Rita gave me the courage to tackle knitting gloves for the first time because of her pattern that appeared in the original "Homespun, Handknit". I love that little book....I'm on my third copy. Sadly, it doesn't seem to be available from Interweave anymore and Amazon has a new copy for $155 ! What's up with that? Until finding Rita's glove pattern, I didn't think I would ever even try to knit a pair; it just seemed impossible, but her clear, concise instructions made knitting gloves easy.
The picture at the beginning of this post is from the terrace at Snowbird Mountain Lodge and it is one of my favorite places in the whole world. We left Asheville right after my class and headed for this spot, which is on top of Snowbird Mountain right outside Robbinsville, North Carolina. The Lodge has an interesting history, but the best part about it is the oh so peaceful atmosphere. There are no televisions, no phones in the rooms, and the big gathering room/lobby has a fire going in the fireplace almost all of the time. The big room is filled with comfy chairs and squishy leather sofas and the bookcases lining the walls are filled with books you can borrow to read anytime you like. And then, there's the food. So, so, so good! This trip, for the first time, I managed to pace myself and didn't leave there vowing to never eat again! Mike spent the day on Sunday hiking in Joyce Kilmer woods, which is nearby. The above picture might give you an idea of how I spent my day. My justification was that I almost never have a day when I don't have to do barn chores, cook meals, clean and/or just generally work at all the tasks that need attention when you live on a farm. I did a little spinning in our room, took a nice, long bath (with no distractions or interruptions!) and then claimed a prime knitting spot on the sofa in front of the fireplace. I was so relaxed, I almost took a nap. (Those who know me could tell you this would be an earth shattering event.)

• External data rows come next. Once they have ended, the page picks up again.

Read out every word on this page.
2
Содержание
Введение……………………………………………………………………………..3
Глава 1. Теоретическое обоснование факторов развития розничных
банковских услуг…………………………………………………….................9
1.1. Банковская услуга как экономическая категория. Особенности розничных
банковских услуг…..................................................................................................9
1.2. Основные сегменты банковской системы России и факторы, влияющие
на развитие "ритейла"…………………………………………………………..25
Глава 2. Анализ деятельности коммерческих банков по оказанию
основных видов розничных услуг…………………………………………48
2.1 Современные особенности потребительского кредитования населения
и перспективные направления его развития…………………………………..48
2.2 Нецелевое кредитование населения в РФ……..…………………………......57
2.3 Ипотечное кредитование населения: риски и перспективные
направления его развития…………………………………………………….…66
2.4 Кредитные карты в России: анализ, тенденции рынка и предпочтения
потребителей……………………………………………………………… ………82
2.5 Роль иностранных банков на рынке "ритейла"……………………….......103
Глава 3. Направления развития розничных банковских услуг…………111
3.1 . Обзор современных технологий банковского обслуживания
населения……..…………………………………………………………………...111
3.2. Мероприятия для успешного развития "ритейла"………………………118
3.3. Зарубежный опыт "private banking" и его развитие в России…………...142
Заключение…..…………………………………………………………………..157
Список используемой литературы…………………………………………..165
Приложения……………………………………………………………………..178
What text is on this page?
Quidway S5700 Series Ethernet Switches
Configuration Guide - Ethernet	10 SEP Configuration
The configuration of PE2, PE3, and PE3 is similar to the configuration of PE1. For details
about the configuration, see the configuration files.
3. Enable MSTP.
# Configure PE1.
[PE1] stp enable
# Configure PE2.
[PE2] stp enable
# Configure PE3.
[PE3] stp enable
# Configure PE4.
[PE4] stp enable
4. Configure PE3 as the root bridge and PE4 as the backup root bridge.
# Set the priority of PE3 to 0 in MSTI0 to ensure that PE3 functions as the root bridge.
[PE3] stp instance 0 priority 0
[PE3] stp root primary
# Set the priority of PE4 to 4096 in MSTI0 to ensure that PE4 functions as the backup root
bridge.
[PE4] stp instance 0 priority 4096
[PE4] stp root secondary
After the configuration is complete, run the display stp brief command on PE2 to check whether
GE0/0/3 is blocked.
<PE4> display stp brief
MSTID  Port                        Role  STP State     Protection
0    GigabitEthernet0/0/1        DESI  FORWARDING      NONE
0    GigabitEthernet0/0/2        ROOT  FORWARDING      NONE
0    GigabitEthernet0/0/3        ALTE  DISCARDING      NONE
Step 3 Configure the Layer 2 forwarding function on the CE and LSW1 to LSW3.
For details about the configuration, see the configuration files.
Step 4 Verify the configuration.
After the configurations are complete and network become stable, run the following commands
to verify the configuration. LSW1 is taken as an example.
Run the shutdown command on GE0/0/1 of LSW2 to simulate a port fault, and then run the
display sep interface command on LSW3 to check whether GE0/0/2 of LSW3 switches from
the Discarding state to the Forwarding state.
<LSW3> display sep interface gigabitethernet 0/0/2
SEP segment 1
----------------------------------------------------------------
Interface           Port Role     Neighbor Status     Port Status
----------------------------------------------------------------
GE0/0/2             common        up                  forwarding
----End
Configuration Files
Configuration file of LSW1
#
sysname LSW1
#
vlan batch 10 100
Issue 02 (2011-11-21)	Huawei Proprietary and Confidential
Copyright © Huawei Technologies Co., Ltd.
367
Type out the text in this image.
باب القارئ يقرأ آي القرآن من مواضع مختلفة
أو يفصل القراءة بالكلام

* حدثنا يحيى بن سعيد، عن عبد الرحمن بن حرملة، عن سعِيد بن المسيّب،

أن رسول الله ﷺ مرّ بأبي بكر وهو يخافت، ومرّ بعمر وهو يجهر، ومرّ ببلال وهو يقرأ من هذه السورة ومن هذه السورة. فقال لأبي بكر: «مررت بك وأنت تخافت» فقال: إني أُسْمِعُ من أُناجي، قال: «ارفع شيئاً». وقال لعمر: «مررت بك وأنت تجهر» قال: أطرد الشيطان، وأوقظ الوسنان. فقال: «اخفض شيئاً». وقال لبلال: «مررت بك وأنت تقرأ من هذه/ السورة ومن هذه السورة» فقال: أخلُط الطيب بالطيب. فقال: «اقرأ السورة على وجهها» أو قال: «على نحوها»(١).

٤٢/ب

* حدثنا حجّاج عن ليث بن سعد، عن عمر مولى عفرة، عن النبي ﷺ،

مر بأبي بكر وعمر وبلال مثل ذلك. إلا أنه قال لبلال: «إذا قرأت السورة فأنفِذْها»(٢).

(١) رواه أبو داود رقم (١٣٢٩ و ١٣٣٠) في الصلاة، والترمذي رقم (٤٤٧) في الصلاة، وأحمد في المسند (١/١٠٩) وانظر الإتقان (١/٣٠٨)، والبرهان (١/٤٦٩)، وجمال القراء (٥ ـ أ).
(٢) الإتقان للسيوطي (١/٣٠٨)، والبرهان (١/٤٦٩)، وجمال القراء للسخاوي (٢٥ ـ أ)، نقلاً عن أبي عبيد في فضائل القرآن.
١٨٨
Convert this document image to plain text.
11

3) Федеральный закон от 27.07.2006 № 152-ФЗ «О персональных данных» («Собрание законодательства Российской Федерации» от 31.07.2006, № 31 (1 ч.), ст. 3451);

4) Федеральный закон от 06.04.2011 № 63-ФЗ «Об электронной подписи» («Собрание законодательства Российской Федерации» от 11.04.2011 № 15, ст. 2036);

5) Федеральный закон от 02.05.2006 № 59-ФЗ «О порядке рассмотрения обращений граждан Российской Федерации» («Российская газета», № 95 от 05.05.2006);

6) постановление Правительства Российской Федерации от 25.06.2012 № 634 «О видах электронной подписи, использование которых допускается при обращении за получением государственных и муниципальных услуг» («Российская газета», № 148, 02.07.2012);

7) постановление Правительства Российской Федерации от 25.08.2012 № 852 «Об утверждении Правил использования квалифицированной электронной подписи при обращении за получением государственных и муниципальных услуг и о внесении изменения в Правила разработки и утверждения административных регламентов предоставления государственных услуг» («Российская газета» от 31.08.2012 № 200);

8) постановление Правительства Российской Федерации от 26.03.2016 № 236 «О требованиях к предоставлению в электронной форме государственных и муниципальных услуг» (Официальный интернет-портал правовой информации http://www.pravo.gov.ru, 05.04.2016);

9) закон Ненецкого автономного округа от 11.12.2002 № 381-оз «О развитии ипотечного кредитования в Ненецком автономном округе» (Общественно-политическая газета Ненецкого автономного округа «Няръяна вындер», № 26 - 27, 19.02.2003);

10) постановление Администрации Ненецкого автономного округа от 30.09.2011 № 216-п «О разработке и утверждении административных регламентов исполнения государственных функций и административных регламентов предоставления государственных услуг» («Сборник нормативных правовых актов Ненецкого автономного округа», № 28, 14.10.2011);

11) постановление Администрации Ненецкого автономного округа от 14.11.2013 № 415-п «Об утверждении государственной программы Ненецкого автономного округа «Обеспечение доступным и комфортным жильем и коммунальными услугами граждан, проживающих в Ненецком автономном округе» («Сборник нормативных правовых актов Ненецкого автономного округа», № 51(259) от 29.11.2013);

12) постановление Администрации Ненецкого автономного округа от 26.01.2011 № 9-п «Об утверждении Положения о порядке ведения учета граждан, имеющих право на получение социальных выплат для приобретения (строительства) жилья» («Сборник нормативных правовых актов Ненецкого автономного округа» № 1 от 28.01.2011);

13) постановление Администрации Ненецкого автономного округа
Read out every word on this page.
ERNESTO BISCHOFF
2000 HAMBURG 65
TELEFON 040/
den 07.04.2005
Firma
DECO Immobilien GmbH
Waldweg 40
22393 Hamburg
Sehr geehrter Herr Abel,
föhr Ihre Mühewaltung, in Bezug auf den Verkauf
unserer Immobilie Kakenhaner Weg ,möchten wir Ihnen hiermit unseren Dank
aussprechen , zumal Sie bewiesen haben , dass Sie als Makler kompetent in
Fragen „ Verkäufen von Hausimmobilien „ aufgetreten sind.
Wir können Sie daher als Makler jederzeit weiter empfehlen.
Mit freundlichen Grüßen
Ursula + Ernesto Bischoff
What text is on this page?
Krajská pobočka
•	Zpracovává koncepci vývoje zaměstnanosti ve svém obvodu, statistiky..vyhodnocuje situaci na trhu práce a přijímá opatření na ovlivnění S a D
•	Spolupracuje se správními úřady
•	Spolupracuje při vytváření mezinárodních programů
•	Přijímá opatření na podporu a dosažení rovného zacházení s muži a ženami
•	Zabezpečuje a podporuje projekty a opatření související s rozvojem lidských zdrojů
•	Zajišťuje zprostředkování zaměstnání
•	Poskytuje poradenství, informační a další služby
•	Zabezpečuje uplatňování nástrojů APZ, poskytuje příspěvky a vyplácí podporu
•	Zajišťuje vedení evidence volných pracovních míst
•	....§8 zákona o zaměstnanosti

So, now we are back to our real world, with somewhat of a thud. Our corgi girl, Ivy, has hurt her back and can hardly get around and this morning we found one of the yearling ewes dead in the field. We don't know what happened to her. I heard the Pyrenees barking a lot last night from the gateway into the farthest field and this morning, I found them both lying beside the body, guarding her, I suppose, to keep the coyotes from coming in for a feast.